[TdF2022] Parigi per loro

  • Di:
      >>  
     

    Seduto su un ramo a riflettere sull'esistenza. Cofondatore di Bidon, durante una pausa si è laureato in statistica. Fonti di ispirazione: le biciclette, l’Islanda, i pub di Oxford e Cristobal Jorquera.

È finito il Tour de France più veloce della storia. Oltre quarantadue all’ora di media.

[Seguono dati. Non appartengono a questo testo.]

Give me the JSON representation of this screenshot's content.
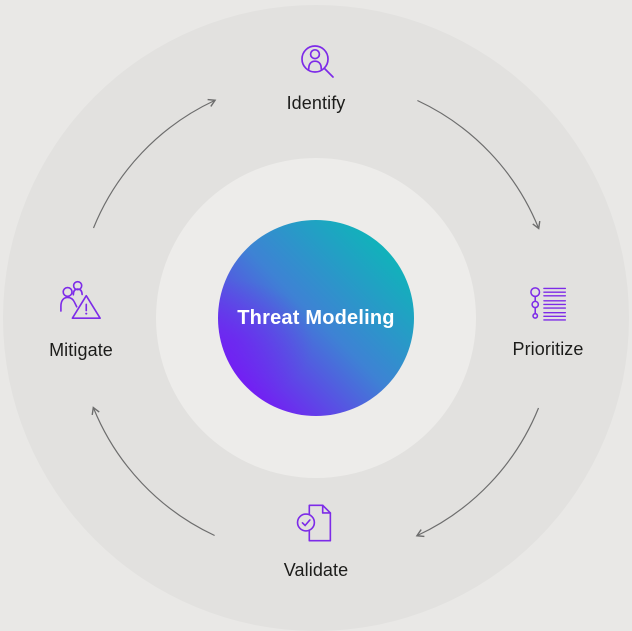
{
  "diagram": {
    "title": "Threat Modeling",
    "cycle_direction": "clockwise",
    "stages": [
      {
        "label": "Identify",
        "position": "top",
        "icon": "user-search-icon"
      },
      {
        "label": "Prioritize",
        "position": "right",
        "icon": "ranked-list-icon"
      },
      {
        "label": "Validate",
        "position": "bottom",
        "icon": "document-check-icon"
      },
      {
        "label": "Mitigate",
        "position": "left",
        "icon": "users-warning-icon"
      }
    ],
    "colors": {
      "page_background": "#e9e8e6",
      "outer_ring": "#e2e1df",
      "inner_ring": "#edecea",
      "icon_accent": "#7d2be8",
      "arrow": "#6d6d6d",
      "label_text": "#1c1c1a",
      "title_text": "#ffffff",
      "gradient_teal": "#06beb4",
      "gradient_blue": "#3e82d4",
      "gradient_purple": "#7a12f7"
    }
  }
}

Nonostante non l’abbiamo corso, e non abbiamo un braccio fasciato né tutte le nuove rughe di Tiesj Benoot della Jumbo-Visma (qualcuno ha fatto notare che le fatiche del Tour l'hanno come trasformato in suo nonno), un certo senso di spossatezza pervade stasera anche noi.

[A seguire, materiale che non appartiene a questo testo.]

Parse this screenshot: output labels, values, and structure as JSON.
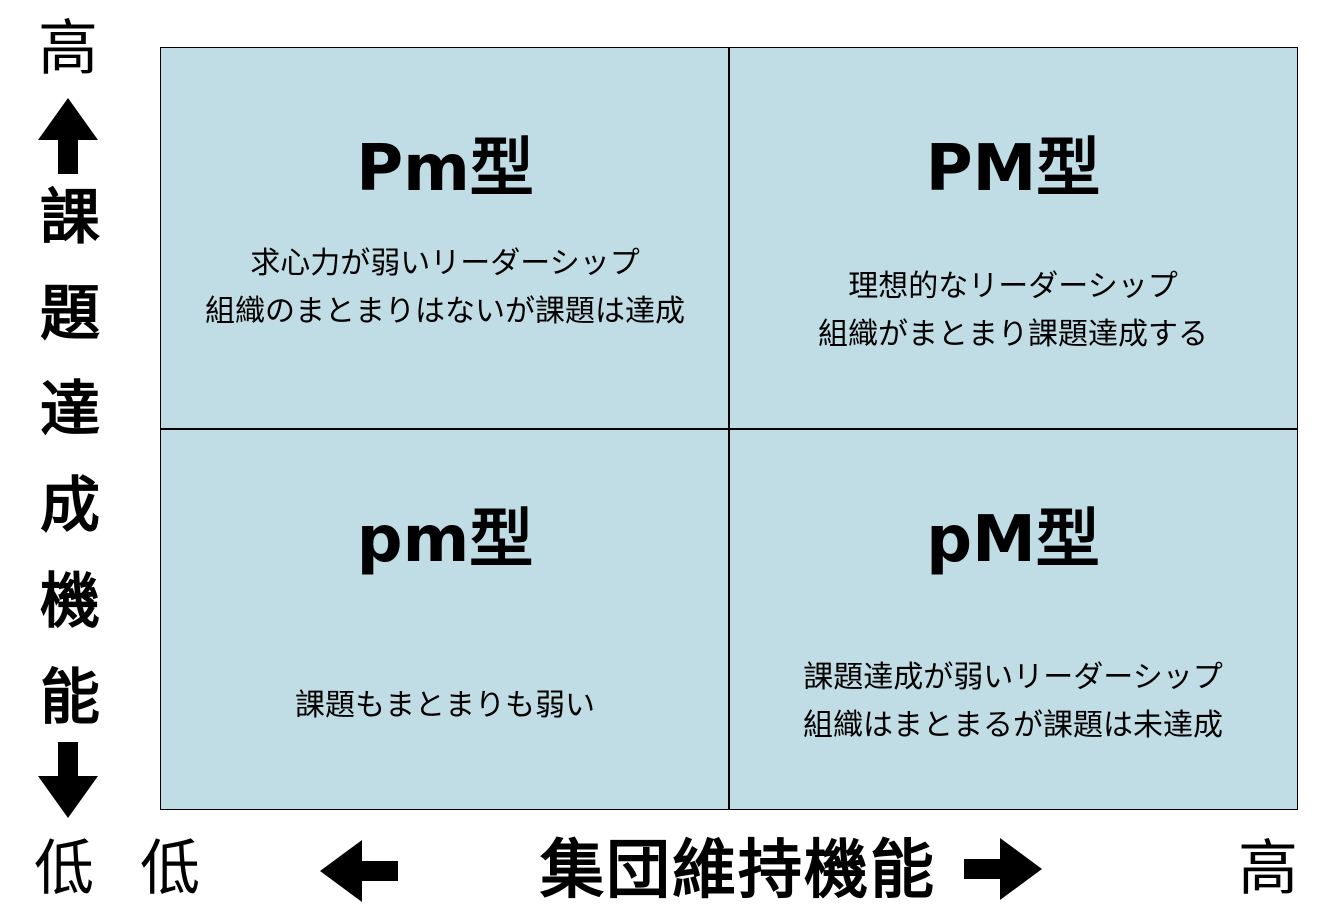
{
  "quadrants": {
    "top_left": {
      "title": "Pm型",
      "lines": [
        "求心力が弱いリーダーシップ",
        "組織のまとまりはないが課題は達成"
      ]
    },
    "top_right": {
      "title": "PM型",
      "lines": [
        "理想的なリーダーシップ",
        "組織がまとまり課題達成する"
      ]
    },
    "bottom_left": {
      "title": "pm型",
      "lines": [
        "課題もまとまりも弱い"
      ]
    },
    "bottom_right": {
      "title": "pM型",
      "lines": [
        "課題達成が弱いリーダーシップ",
        "組織はまとまるが課題は未達成"
      ]
    }
  },
  "y_axis": {
    "high": "高",
    "label_chars": [
      "課",
      "題",
      "達",
      "成",
      "機",
      "能"
    ],
    "low": "低"
  },
  "x_axis": {
    "low": "低",
    "label": "集団維持機能",
    "high": "高"
  },
  "colors": {
    "quadrant_fill": "#c0dce4",
    "line": "#000000"
  }
}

Un indolenzimento lieve ma diffuso, tipico delle vacanze particolarmente dense, quando sulla via del ritorno, sospesi in un luogo che non è più meta del viaggio e non è ancora casa, ci raggiunge la certezza che quello appena trascorso è un tempo di cui un giorno riferiremo ad altri. 

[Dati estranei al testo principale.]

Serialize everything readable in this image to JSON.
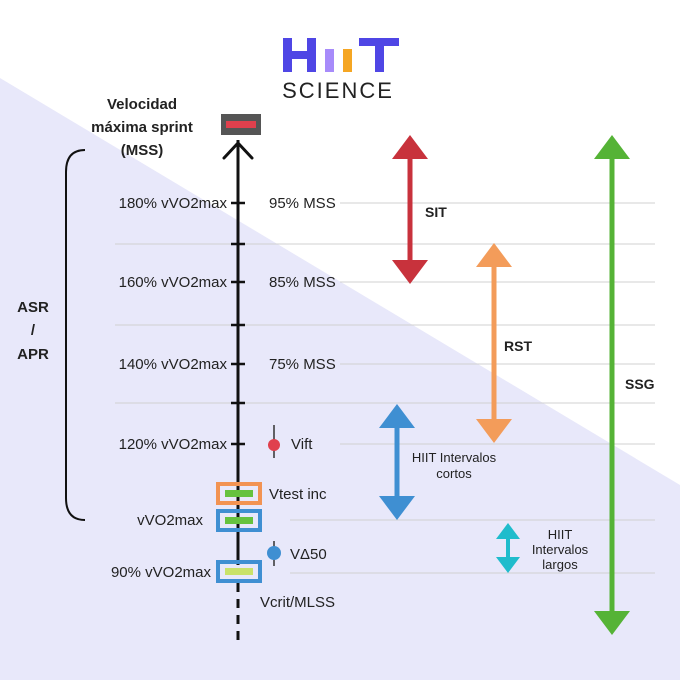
{
  "logo": {
    "word": "HIIT",
    "sub": "SCIENCE"
  },
  "top_label": {
    "line1": "Velocidad",
    "line2": "máxima sprint",
    "line3": "(MSS)"
  },
  "left_group": {
    "line1": "ASR",
    "line2": "/",
    "line3": "APR"
  },
  "levels": [
    {
      "left": "180% vVO2max",
      "right": "95% MSS"
    },
    {
      "left": "160% vVO2max",
      "right": "85% MSS"
    },
    {
      "left": "140% vVO2max",
      "right": "75% MSS"
    },
    {
      "left": "120% vVO2max",
      "right": "Vift"
    }
  ],
  "markers": {
    "vtest": "Vtest inc",
    "vvo2max": "vVO2max",
    "vdelta": "VΔ50",
    "v90": "90% vVO2max",
    "vcrit": "Vcrit/MLSS"
  },
  "arrows": {
    "sit": "SIT",
    "rst": "RST",
    "hiit_short_1": "HIIT Intervalos",
    "hiit_short_2": "cortos",
    "hiit_long_1": "HIIT",
    "hiit_long_2": "Intervalos",
    "hiit_long_3": "largos",
    "ssg": "SSG"
  },
  "colors": {
    "logo_h": "#4f46e5",
    "logo_i1": "#a78bfa",
    "logo_i2": "#f5a623",
    "logo_t": "#4f46e5",
    "sit": "#c8323c",
    "rst": "#f39c5a",
    "hiit_short": "#3f8fd2",
    "hiit_long": "#1fbccc",
    "ssg": "#55b336",
    "vift_dot": "#e0404d",
    "vdelta_dot": "#3f8fd2",
    "box_orange": "#f29352",
    "box_blue": "#3f8fd2",
    "fill_green": "#66c23f",
    "fill_lime": "#c9e26a",
    "mss_box": "#555555",
    "mss_fill": "#e0404d",
    "wedge": "#e8e8fa"
  }
}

È finito un Tour da record, le tre settimane in cui avemmo l’impressione che se fossimo riusciti a tenere le ruote di Vingegaard e Pogačar, come saltuariamente Geraint Thomas e più spesso i fuggitivi che, rimontati, fissavano per qualche istante la coppia volante nel tentativo di carpirne la superiore essenza, ecco, quei due ci avrebbero condotti infine verso una dimensione parallela, o un altro sistema solare.

Perpetua officina di sogni e memorie, il Tour. «Fabbrica di eroi» come scrisse Pierre Chany, cent’anni dalla nascita quest’anno, del quale Jacques Anquetil attendeva di leggere i resoconti ogni mattina per sapere come e perché in corsa avesse fatto quel che aveva fatto, e che morì nel giugno del 1996, alla vigilia del suo cinquantesimo Tour da inviato.